Lange noch nach Beendigung des Vietnamkrieges und der Vereinigung unter dem Namen Sozialistische Republik Vietnam im Juli 1976 galt das Land in Südostasien als ein schwarzer Fleck auf der Landkarte. Diese Zeiten haben sich unter anderem durch die Aufhebung des US-Handelsembargos 1994 und einer kräftig anwachsenden Wirtschaft längst geändert. Vietnam, dessen Umrisse entlang des Pazifiks und am Südchinesischen Meer unter anderem als Bambusstange mit zwei Reisschalen beschrieben werden, ist zu einem aufstrebenden Land und einer der „Tigerstaaten“ Asiens geworden. Dennoch scheint zwischen den boomenden Millionenstädten Hanoi im Norden und Ho-Chi-Minh-Stadt, dem ehemaligen Saigon, im Süden nur wenig bekannt.
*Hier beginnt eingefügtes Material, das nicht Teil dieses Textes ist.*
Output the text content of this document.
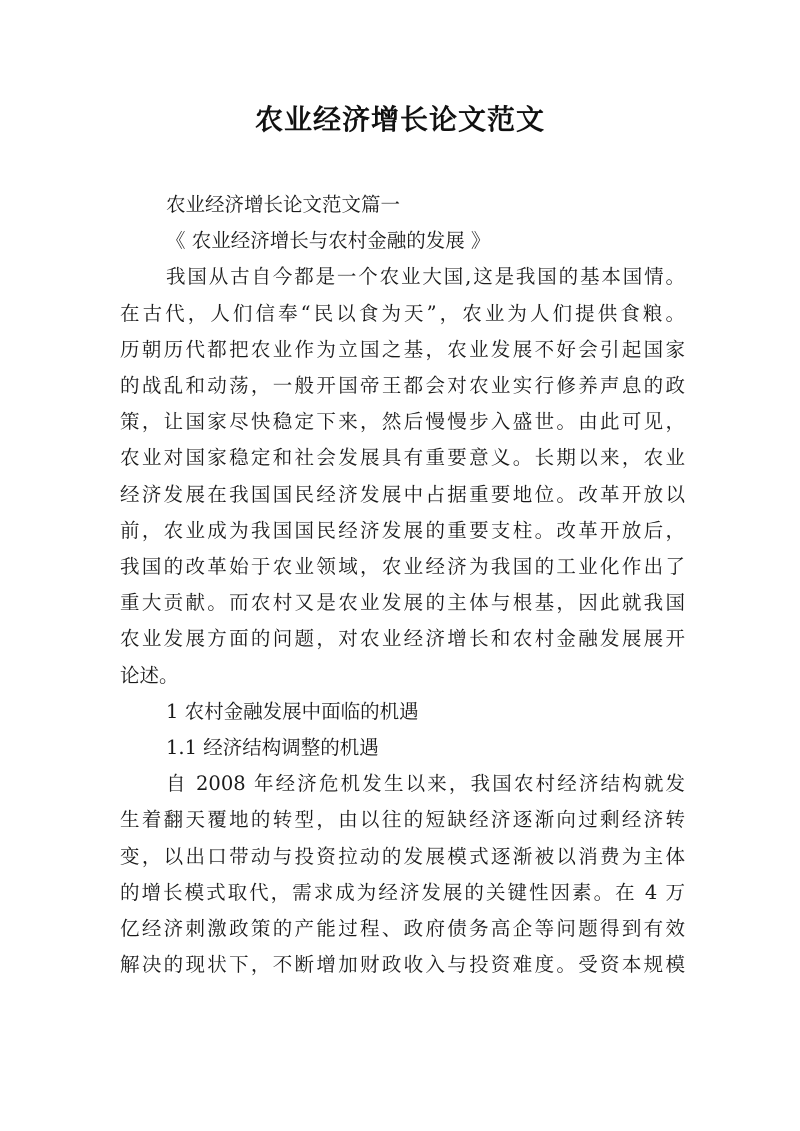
农业经济增长论文范文

农业经济增长论文范文篇一

《 农业经济增长与农村金融的发展 》

我国从古自今都是一个农业大国,这是我国的基本国情。

在古代，人们信奉“民以食为天”，农业为人们提供食粮。

历朝历代都把农业作为立国之基，农业发展不好会引起国家

的战乱和动荡，一般开国帝王都会对农业实行修养声息的政

策，让国家尽快稳定下来，然后慢慢步入盛世。由此可见，

农业对国家稳定和社会发展具有重要意义。长期以来，农业

经济发展在我国国民经济发展中占据重要地位。改革开放以

前，农业成为我国国民经济发展的重要支柱。改革开放后，

我国的改革始于农业领域，农业经济为我国的工业化作出了

重大贡献。而农村又是农业发展的主体与根基，因此就我国

农业发展方面的问题，对农业经济增长和农村金融发展展开

论述。

1 农村金融发展中面临的机遇

1.1 经济结构调整的机遇

自 2008 年经济危机发生以来，我国农村经济结构就发

生着翻天覆地的转型，由以往的短缺经济逐渐向过剩经济转

变，以出口带动与投资拉动的发展模式逐渐被以消费为主体

的增长模式取代，需求成为经济发展的关键性因素。在 4 万

亿经济刺激政策的产能过程、政府债务高企等问题得到有效

解决的现状下，不断增加财政收入与投资难度。受资本规模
Dabei lockt gerade das Innere des Landes mit seltener Schönheit und spannenden Kontrasten.

Die Autorin Iris Gesang zeichnet unter anderem mit spektakulären Luftaufnahmen ein Bild Vietnams wie aus dem Katalog. Ihr Film ist nach einer Erstausstrahlung bei ARTE nun im Rahmen von „Terra X“ im Zweiten zu sehen. Gewaltige Karstgebirge mit tiefen Schluchten prägen in den nördlichen Regionen das Landschaftsbild. Die kunstvoll angelegten Reisterrassen beispielsweise des Volkes der Hmong wirken wie in die Berge geschnitzt. Doch trotz der traumhaften Aussicht auf beinahe unberührte Natur: Es gibt gerade in den ländlichen Gebieten noch einige Probleme zu überwinden.

Gerade in den Karstregionen herrscht fast überall Wassermangel. Dabei ist das „blaue Gold“, wie es Dr. Peter Oberle beschreibt, durchaus vorhanden. Allerdings vielerorts nur unterirdisch. Der Ingenieur für Wasserbau am Karlsruher Institut für Technologie (KIT) seilt sich derweil in eine Höhle ab. Oberle und sein Team sind auf der Suche nach dem kostbaren Nass. Dabei gehen sie in total abgeschiedener unwirtlich anmutender Umgebung auch festem Boden, den noch kaum ein Mensch zuvor betreten hat.